Why do you work in books?

I could say it’s because I love them (which is definitely the case), but honestly? It’s because my mum told me to. She sat me down when I was about 15 and explained that a bookshop is quite probably the best place to work. After eight years working in bookshops, I would have to agree with her. It’s interesting, rewarding and quite often very amusing.

What’s the best book you’ve read lately and why?

I usually have a few on the boil at once. The two that are really enthralling me right now are The Heart of a Dog by Mikhail Bulgakov – a fantastically sharp Russian satire – and The Death of Sweet Mister by Daniel Woodrell – a dark, disturbing and stunningly written coming-of-age story set in the Missouri Ozarks.

What’s the strangest experience you’ve had in a bookshop?

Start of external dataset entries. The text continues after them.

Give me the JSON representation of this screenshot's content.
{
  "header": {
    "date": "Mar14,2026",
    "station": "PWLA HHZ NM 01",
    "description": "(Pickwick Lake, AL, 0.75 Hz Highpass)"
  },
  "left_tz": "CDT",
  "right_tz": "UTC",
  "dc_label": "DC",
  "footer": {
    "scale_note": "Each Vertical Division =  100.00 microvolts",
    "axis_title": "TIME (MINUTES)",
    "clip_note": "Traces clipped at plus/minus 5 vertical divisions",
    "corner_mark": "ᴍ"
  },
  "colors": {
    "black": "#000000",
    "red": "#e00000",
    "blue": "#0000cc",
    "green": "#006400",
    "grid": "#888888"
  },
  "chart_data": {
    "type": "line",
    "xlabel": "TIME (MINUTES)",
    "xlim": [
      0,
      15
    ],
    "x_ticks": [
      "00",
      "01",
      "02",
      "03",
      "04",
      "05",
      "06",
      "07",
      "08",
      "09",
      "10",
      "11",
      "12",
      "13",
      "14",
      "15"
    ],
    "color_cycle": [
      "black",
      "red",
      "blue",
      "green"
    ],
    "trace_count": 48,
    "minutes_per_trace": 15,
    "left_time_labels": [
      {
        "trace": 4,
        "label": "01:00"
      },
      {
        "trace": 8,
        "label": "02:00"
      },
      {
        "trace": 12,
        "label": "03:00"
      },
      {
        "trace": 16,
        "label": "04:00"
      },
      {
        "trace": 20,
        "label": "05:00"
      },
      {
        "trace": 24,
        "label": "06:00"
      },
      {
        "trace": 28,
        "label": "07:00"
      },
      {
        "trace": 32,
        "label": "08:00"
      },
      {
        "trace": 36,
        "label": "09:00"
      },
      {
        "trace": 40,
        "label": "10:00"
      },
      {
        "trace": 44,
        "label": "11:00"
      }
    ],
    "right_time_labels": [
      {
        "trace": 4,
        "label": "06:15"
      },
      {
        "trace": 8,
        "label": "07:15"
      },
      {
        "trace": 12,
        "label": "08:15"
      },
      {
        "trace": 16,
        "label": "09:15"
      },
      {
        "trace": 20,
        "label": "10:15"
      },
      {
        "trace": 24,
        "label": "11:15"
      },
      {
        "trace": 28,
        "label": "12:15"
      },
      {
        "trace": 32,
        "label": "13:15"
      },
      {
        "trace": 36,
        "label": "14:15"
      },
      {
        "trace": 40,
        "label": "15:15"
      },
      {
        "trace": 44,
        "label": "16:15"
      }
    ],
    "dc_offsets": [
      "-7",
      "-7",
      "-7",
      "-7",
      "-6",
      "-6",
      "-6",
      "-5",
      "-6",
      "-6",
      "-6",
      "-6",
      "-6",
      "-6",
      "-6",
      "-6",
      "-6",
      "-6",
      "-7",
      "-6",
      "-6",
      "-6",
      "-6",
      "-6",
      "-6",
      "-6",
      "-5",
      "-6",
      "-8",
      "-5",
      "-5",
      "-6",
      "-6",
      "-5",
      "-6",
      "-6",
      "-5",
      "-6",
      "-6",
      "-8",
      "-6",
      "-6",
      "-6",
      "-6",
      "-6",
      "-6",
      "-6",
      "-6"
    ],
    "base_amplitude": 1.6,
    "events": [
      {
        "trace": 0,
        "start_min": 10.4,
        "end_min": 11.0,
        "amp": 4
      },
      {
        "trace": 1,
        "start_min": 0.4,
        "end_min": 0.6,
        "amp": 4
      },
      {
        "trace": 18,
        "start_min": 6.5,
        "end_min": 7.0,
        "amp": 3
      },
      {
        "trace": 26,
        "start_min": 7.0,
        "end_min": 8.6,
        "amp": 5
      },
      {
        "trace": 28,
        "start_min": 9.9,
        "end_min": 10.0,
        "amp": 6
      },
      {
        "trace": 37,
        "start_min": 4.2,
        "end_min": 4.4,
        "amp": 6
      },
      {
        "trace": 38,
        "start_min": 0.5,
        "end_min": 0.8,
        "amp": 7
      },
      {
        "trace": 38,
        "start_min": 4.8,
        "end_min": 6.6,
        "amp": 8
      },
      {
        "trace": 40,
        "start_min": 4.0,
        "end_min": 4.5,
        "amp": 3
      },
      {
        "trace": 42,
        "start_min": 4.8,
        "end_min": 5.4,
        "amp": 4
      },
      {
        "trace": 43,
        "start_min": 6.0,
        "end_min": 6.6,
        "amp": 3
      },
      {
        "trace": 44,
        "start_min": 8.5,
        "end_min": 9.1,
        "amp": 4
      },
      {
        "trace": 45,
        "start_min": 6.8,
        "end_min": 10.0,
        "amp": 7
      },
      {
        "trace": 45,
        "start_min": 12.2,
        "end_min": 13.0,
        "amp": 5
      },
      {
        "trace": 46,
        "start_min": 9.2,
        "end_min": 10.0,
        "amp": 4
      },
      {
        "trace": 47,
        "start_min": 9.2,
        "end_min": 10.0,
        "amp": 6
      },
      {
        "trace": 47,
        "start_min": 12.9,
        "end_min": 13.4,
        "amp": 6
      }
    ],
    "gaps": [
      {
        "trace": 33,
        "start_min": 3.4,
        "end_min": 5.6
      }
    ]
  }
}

I’d say either finding a woman asleep on the couch at the back of the Hawthorn store when we were closing one night or, at the first bookshop I worked in, a lady stuffing a very large architecture book up her very tight dress in an attempt to smuggle it out.

What’s your favourite book of all time and why?

That’s a big call to make, but at the moment, I can’t go past Blood Meridian or The Evening Redness in the West by Cormac McCarthy. Not for those sensitive souls among us, this anti-Western epic tracks a group of violent and depraved scalp hunters during the westward expansion along the Mexico border. It is stark and rare. The violence is countered by McCarthy’s staggeringly beautiful prose. I can honestly say I had to remind myself to breathe while reading this book.

Name a book that has changed the way you think – in ways small or large.

Considering that my vocation is graphic design, I would have to say that How to be a Graphic Designer Without Losing Your Soul by Adrian Shaughnessy is right up there on books that have affected the way I think. It is a brilliant reference for morally minded designers.

What was your favourite book as a kid?

Some of my earliest reading memories are of Dad telling me the stories of Little Bear by Else Holmelund Minarik. As I got older it was The Witches by Roald Dahl and having Mum do impressions of their witchy voices while reading it to me. As a young teenager I was dorkishly obsessed with the Redwall books by Brian Jacques and their anthropomorphised woodland creatures duking it out with bows and arrows and longswords.